The Kennewick School District is laying the groundwork to possibly place a bond worth as much as $95 million before voters in a February 2015 special election.
The board heard from financial and legal consultants on a potential bond during a Wednesday night workshop meeting.
No action was taken by the board and the bond likely won't be discussed further until September.
However, it's important the board begin not only considering legal requirements and schedules but also understand what can be done to best ensure a bond's approval, consultants said.
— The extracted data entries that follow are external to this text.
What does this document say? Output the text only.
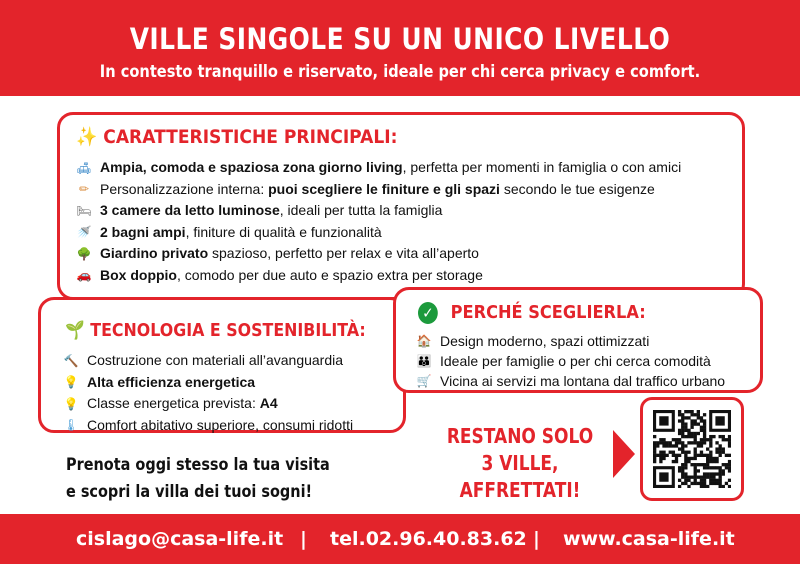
VILLE SINGOLE SU UN UNICO LIVELLO
In contesto tranquillo e riservato, ideale per chi cerca privacy e comfort.
✨ CARATTERISTICHE PRINCIPALI:
🛋 Ampia, comoda e spaziosa zona giorno living, perfetta per momenti in famiglia o con amici
✏ Personalizzazione interna: puoi scegliere le finiture e gli spazi secondo le tue esigenze
🛏 3 camere da letto luminose, ideali per tutta la famiglia
🚿 2 bagni ampi, finiture di qualità e funzionalità
🌳 Giardino privato spazioso, perfetto per relax e vita all’aperto
🚗 Box doppio, comodo per due auto e spazio extra per storage
🌱 TECNOLOGIA E SOSTENIBILITÀ:
🔨 Costruzione con materiali all’avanguardia
💡 Alta efficienza energetica
💡 Classe energetica prevista: A4
🌡 Comfort abitativo superiore, consumi ridotti
✓ PERCHÉ SCEGLIERLA:
🏠 Design moderno, spazi ottimizzati
👪 Ideale per famiglie o per chi cerca comodità
🛒 Vicina ai servizi ma lontana dal traffico urbano
Prenota oggi stesso la tua visita
e scopri la villa dei tuoi sogni!
RESTANO SOLO
3 VILLE, AFFRETTATI!
cislago@casa-life.it | tel.02.96.40.83.62 | www.casa-life.it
District officials have discussed a bond between $85 million and $95 million in preliminary proposals. It would be used to pay for five projects -- construction of two new elementary schools and a new middle school and renovation of Westgate Elementary School and Desert Hills Middle School, said Superintendent Dave Bond.
Timing will play a big role in determining whether a bond will be approved by voters and how much it will cost taxpayers each year, said Jon Gores, managing director for financial management firm D.A. Davidson & Co.
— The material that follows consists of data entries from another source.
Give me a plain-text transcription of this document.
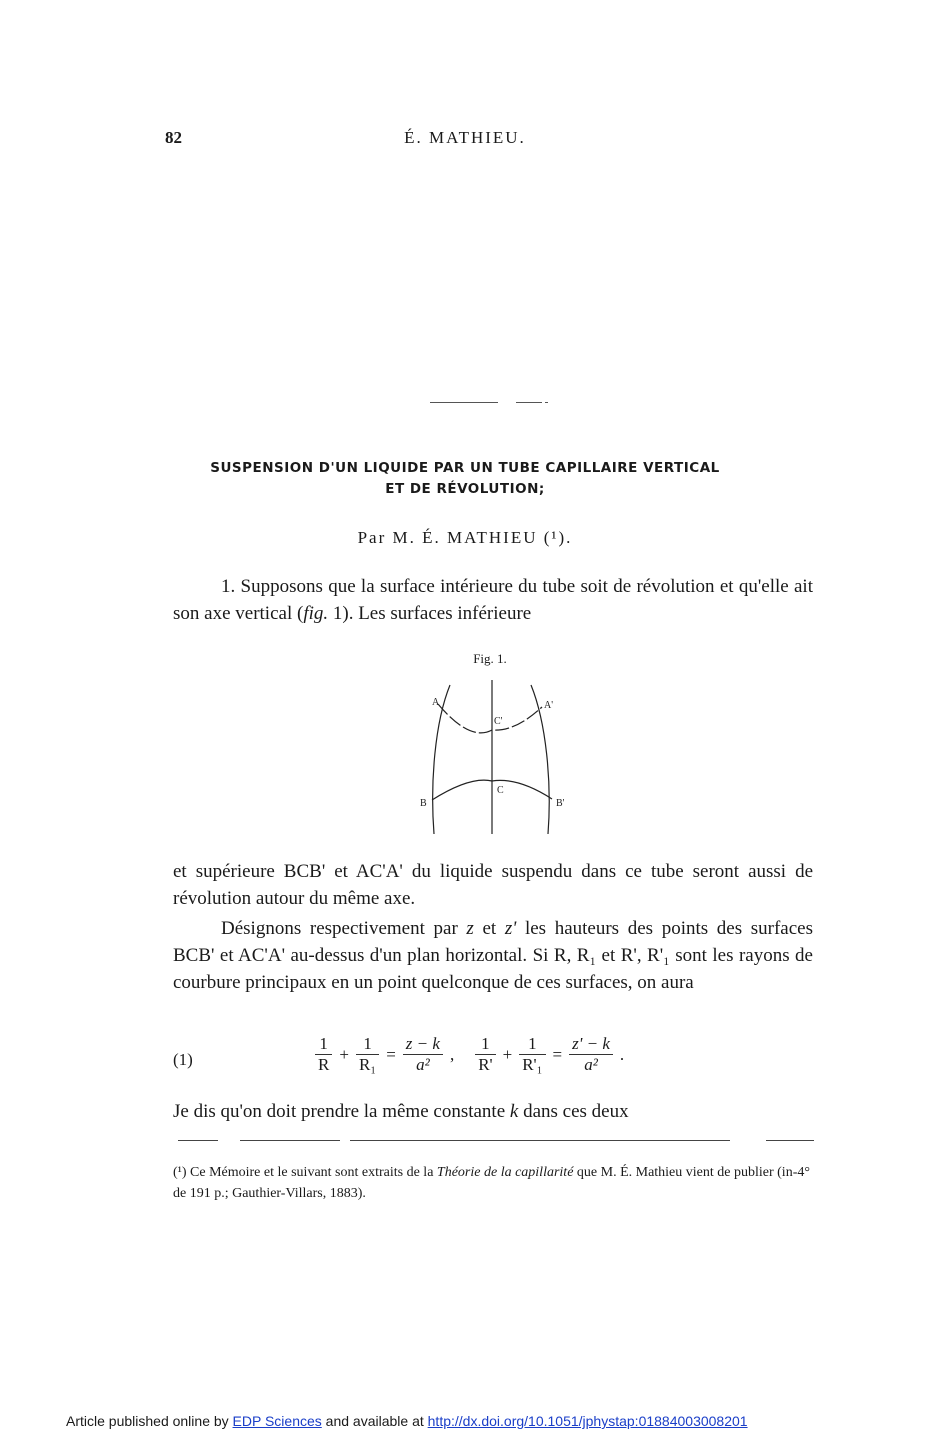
82	É. MATHIEU.
SUSPENSION D'UN LIQUIDE PAR UN TUBE CAPILLAIRE VERTICAL
ET DE RÉVOLUTION;
Par M. É. MATHIEU (¹).
1. Supposons que la surface intérieure du tube soit de révolution et qu'elle ait son axe vertical (fig. 1). Les surfaces inférieure
Fig. 1.
A	A'
C'
C
B	B'
et supérieure BCB' et AC'A' du liquide suspendu dans ce tube seront aussi de révolution autour du même axe.
Désignons respectivement par z et z' les hauteurs des points des surfaces BCB' et AC'A' au-dessus d'un plan horizontal. Si R, R₁ et R', R'₁ sont les rayons de courbure principaux en un point quelconque de ces surfaces, on aura
(1)	$\frac{1}{R} + \frac{1}{\text{R₁}} = \frac{z - k}{\text{a²}}$ , $\frac{1}{R'} + \frac{1}{\text{R'₁}} = \frac{z' - k}{\text{a²}}$ .
Je dis qu'on doit prendre la même constante k dans ces deux
(¹) Ce Mémoire et le suivant sont extraits de la Théorie de la capillarité que M. É. Mathieu vient de publier (in-4° de 191 p.; Gauthier-Villars, 1883).
Article published online by EDP Sciences and available at http://dx.doi.org/10.1051/jphystap:01884003008201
Of the four possible election dates available in Washington during the year, election data show bonds that appear on February ballots are the most likely to be approved by voters, Gores said. However, they still face adversity. Only 40 percent of proposed bonds across the state have been approved since 2013 and only one out of 12 was approved in the recent April special elections
Interest rates for bonds spiked in the past year but are in a slight decline to just above 4 percent, thanks to international politics, Gores said.
"(Vladimir) Putin has done more to lower interest rates than (Federal Reserve Chairwoman) Janet Yellen," he said.
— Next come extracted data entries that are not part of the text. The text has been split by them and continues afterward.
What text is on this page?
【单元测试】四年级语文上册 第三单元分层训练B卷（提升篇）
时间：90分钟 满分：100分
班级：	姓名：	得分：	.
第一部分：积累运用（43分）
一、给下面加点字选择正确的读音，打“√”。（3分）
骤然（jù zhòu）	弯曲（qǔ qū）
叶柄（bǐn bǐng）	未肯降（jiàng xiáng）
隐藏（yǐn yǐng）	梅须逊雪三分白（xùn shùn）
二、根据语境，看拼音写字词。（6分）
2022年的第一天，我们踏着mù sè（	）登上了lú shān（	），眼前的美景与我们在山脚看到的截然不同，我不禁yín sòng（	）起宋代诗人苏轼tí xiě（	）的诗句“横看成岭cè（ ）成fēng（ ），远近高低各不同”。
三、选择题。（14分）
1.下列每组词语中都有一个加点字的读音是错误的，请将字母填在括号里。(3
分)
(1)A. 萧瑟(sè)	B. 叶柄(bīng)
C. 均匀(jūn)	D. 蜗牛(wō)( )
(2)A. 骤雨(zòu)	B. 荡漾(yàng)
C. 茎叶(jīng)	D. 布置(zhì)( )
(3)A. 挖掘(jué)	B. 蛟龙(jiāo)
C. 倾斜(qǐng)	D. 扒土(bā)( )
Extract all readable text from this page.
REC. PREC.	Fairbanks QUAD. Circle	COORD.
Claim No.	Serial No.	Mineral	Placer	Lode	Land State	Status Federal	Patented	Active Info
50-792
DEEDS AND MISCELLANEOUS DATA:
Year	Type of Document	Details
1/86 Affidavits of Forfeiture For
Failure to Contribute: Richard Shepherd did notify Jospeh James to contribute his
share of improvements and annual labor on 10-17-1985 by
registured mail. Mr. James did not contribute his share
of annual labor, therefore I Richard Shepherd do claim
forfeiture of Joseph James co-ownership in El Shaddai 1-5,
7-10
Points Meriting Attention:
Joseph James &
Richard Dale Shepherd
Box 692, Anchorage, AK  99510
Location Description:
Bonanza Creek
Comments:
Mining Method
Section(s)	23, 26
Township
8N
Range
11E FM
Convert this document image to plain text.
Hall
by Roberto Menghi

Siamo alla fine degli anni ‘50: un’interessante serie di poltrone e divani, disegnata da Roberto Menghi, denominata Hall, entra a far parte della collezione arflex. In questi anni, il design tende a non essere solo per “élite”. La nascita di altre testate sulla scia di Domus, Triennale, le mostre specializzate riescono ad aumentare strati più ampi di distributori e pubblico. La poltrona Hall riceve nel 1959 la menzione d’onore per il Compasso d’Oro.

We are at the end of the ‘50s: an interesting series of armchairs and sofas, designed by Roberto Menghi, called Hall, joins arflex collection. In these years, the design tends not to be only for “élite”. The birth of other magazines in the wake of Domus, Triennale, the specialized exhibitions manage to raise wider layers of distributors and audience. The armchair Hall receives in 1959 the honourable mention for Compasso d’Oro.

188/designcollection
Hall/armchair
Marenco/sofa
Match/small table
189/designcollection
How much a voter-approved bond would cost taxpayers depends on its value, but at $90 million -- halfway between the low and high proposals -- it would cost a taxpayer with property assessed at $200,000 another $62 a year in property taxes, Gores said. That would be on top of the roughly $59 million in bond debt already being paid down by district residents and will cost that same property owner about $300 this year.
It's important the board make sure voters are properly informed about how much the bond is for and how much it will cost, Gores said.
However, pointing out that the state will likely kick in millions of dollars if the bond is passed, that a portion of property taxes can be written off on federal taxes and some senior citizens may be exempt from paying the tax increase could help sway voters, Gores said.
How the bond is described also is crucial, said Jim McNeill, a bond attorney with Foster Pepper. The board will want to succinctly and accurately describe the projects and where they'll be built, but use language that resonates with voters, he said.
"It's always tricky," McNeill said. "It's a fine line to walk."
A final decision on whether to pursue a bond and for how much will likely be needed by the end of November to safely assure an election in February, Bond said.